Sep. 11, 2014, 10:46 AM

Vanderbilt University’s Richard Caprioli, Ph.D., is participating in a national, federally funded collaboration to develop an intravaginal ring capable of delivering antiretroviral drugs to women at risk for HIV infection.

Richard Caprioli, Ph.D.

Caprioli, the Stanford Moore Professor of Biochemistry, directs the Mass Spectrometry Research Center at Vanderbilt. He and his colleagues will provide mass spectrometry expertise to the national effort, led by Marc Baum, Ph.D., president and senior faculty of the Oak Crest Institute of Science in Pasadena, California.

Last month the institute received a five-year, $20 million grant from the National Institutes of Health (NIH) to support the research.
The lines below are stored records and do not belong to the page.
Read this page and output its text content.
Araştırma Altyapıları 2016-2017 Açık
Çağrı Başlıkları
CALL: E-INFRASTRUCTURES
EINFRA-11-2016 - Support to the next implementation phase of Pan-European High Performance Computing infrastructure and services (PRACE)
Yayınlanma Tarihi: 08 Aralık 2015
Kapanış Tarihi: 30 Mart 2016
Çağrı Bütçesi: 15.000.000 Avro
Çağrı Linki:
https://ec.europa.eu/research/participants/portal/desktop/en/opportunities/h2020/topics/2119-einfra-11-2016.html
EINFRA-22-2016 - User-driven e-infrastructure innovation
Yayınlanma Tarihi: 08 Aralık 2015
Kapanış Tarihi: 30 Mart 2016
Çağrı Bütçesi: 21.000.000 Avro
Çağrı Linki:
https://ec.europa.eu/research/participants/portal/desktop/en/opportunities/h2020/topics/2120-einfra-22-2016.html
Vanderbilt will receive $565,000 over that period to measure, through mass spectrometry methods, the distribution of antiretroviral drugs in tissues surrounding the ring.

“The distribution of the compound in the tissue is a critical issue to assess its efficacy in preventing infection,” Caprioli said.

Vanderbilt is a national leader in the development of mass spectrometry methods, including matrix-assisted laser desorption ionization imaging mass spectrometry (MALDI IMS), which Caprioli said was uniquely suited to the research.

The collaboration also includes the U.S. Centers for Disease Control and Prevention, University of Texas Medical Branch in Galveston, Johns Hopkins University, University of Colorado, Boulder, Scripps Research Institute in La Jolla, California, University of California, Los Angeles, and Auritec Pharmaceuticals in Santa Monica, California.